Rigorously applying syariah

An academic studying political Islam in Southeast Asia and Malaysia, Prof. Gordon P. Means, observed that “[b]y 1970, nearly all the state governments had revised their Islamic laws to provide for more vigorous enforcement of Syariah law with increased penalties for violations in matters of personal behaviour and public deportment”.1

Nowadays the enforcement of Islamic law has become comparatively stricter still.

Apart from model Kartika Sari Dewi Shukarno whose caning sentence for drinking beer was commuted after intercession by the Pahang sultan, another Malay was arrested for the same offence last month. The Pahang Syariah Court sentenced cook Mohamad Sabri Zulkepli to a year’s jail and six strokes of the cane for imbibing liquor in a mall.

But should the enforcement of Islamic mores concern Malaysians of other faiths as well?

Under Section 19 (2) of the Syariah Criminal Offences (Federal Territories) Act, those found guilty of abetting the sale of alcohol can face a jail term of three years and/or a RM5,000 fine. It is unclear what happens presently if the beer seller or pub owner is a non-Muslim.

It is rumoured that the federal authorities may do something to streamline our civil and Islamic laws that are mired in a seeming overlap of jurisdictions. In the event of which, the lacuna indicated above – where a Muslim is punished and a non-Muslim escapes charge – might possibly be addressed during the procedure.

The late Zaitun Mohamed Kasim, a civil society activist, commented: “In addition to [conversion and child custody cases], notions of proper gender/sexual/moral conduct that are founded on orthodox notions of Islamic understanding’ have increasingly become applied to Malaysia’s significant non-Muslim minorities”.2

Zaitun told a symposium in 2007, “To give but two examples of this: non-Muslim couples have been charged under municipal laws for holding hands in public. In one prominent case, an elderly married American couple, who were holidaying in [Langkawi] Malaysia, were asked in their hotel room to demonstrate to Malaysian Islamic authorities that they were married.”

Fatwas can become law

Another area of concern is how the issuance of fatwa has been turned into a state matter and granted “the exceptional status” as a source of lawmaking.
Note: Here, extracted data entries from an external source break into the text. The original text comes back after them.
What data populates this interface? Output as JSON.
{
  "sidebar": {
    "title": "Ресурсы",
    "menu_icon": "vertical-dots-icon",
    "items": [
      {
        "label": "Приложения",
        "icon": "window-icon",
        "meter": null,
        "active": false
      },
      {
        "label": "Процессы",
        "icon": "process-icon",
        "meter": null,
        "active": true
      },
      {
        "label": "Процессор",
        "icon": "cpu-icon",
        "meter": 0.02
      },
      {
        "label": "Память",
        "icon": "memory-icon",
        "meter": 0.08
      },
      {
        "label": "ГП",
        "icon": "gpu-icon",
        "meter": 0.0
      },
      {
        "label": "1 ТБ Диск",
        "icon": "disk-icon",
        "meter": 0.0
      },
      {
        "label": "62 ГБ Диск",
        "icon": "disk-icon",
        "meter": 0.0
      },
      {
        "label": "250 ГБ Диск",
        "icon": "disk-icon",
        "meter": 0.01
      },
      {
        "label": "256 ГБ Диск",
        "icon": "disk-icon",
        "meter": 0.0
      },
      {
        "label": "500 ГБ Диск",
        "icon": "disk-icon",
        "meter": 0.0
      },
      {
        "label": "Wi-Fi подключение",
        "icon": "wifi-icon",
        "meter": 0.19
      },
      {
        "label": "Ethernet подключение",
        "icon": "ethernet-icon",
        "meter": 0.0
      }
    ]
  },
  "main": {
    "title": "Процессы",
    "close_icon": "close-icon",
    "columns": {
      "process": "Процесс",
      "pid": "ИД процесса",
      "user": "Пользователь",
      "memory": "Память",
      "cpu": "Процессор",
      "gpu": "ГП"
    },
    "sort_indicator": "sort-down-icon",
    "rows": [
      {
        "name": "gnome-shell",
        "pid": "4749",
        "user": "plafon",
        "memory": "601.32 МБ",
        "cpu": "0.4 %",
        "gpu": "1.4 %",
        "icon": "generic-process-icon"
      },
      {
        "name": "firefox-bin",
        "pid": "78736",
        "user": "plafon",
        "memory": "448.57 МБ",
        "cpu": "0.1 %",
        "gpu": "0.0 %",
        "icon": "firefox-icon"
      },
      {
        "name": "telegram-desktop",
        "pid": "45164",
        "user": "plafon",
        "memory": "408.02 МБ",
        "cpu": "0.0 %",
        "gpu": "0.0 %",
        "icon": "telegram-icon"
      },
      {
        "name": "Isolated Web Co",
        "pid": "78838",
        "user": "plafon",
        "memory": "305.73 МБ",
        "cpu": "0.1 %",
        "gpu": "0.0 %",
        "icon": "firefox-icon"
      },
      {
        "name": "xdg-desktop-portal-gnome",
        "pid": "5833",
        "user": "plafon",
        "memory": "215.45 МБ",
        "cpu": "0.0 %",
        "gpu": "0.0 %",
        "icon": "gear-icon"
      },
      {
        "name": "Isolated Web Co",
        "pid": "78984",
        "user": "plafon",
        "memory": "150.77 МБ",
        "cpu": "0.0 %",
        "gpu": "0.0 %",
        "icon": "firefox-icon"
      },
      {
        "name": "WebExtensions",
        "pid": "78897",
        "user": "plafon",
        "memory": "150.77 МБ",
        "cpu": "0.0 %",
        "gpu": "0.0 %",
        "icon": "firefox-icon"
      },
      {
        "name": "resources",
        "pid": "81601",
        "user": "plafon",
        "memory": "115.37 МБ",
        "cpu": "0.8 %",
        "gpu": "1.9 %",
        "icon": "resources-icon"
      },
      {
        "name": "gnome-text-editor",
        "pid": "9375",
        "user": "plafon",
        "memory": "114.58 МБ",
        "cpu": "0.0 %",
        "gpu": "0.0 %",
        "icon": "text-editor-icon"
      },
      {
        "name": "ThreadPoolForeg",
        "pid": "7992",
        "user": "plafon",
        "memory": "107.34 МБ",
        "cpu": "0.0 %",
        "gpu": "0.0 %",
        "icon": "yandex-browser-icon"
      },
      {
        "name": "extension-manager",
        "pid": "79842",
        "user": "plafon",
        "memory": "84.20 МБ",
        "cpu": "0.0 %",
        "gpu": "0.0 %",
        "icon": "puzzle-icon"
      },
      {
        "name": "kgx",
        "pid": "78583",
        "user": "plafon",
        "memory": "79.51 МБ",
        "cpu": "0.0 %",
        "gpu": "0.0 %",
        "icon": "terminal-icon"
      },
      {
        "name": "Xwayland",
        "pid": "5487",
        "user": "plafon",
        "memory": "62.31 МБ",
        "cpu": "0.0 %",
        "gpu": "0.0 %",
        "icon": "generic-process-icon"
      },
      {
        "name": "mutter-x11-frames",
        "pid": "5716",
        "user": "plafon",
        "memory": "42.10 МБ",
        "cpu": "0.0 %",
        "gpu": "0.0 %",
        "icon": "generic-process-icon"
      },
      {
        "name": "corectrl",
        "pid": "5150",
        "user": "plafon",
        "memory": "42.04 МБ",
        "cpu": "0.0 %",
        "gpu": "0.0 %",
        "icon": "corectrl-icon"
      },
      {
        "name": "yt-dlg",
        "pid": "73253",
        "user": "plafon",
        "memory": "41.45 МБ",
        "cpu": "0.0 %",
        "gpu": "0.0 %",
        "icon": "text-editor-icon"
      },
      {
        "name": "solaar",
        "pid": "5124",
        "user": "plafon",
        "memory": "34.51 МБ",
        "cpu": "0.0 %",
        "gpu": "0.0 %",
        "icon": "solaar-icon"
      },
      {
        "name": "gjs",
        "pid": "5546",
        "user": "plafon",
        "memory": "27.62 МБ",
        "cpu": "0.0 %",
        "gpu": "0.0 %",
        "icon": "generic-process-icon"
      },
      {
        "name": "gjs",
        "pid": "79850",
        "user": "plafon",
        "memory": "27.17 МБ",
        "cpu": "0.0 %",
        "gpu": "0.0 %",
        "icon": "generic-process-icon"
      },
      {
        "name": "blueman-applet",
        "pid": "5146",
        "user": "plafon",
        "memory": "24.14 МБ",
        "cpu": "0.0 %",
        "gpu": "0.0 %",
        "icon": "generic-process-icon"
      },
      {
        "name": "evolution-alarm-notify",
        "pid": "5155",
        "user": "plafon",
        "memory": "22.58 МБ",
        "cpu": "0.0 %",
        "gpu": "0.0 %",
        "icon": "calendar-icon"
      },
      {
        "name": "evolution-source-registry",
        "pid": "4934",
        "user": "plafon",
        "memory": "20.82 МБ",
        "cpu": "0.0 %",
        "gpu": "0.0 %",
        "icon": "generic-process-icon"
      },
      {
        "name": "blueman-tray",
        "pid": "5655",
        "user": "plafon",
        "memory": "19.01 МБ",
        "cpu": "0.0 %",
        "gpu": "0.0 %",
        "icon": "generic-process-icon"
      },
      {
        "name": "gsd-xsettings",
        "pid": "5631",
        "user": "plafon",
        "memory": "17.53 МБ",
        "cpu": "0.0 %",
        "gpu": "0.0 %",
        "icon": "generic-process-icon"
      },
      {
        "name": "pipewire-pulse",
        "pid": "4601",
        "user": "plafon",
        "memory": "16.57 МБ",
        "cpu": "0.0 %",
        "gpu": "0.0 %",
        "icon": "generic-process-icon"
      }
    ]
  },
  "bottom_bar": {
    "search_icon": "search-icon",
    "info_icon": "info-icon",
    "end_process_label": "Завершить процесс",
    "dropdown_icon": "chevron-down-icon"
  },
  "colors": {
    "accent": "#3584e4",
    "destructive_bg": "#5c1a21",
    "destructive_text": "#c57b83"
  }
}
There is no requirement for religious edicts to be tabled in Parliament or the state legislature for approval. All it needs is for a fatwa to be gazetted, and then for it to become law, is that it is approved by the state Islamic religious council and the sultan.

“This is not a new development as the state authorities had fatwa-making powers under most of the State Administration of Islamic Law Enactments that have been in force for several decades,” noted Prof. Mohammad Kamali Hashim.3

“The issue took a new turn, however, during the 1990s when legislation on fatwa went a step further to declare it an offence for ‘any person who gives, propagates or disseminates any opinion contrary to any fatwa’ in force,” Prof. Kamali further wrote.

Although he cited Section 9 of the Syariah Criminal Offences Enactment of Johor, this legislation has equivalent provisions in most of the other states, c.f. Article 9 on “contempt and defiance of religious authorities” under the Syariah Criminal Offences (Federal Territories) Act 1997 .

Do recall that in November 2008, the National Fatwa Council issued a prohibition against yoga if the practice included haram chanting – an element of Hindu worship. A month earlier in October, the council also issued a fatwa against pengkid (tomboys).

[Sidenote: In 2007, a transsexual Ayu was detained by officials from Malacca’s Islamic Religious Affairs Department (JAIM) for committing the offence of “men dressing up as women in public space” under Section 72 of the Malacca Syariah Offences Enactment.]

If the prohibition against yoga is gazetted, then it will become a religious law on the statute book and carrying the corresponding penalties. Some of the states have indicated that they are considering or in the process of gazetting it.

One wonders too if the case for yoga is analogous to that for beer, i.e. if the yoga instructor or proprietor of the health centre/gym is a non-Muslim, would he nonetheless be punished for aiding and abetting the offence?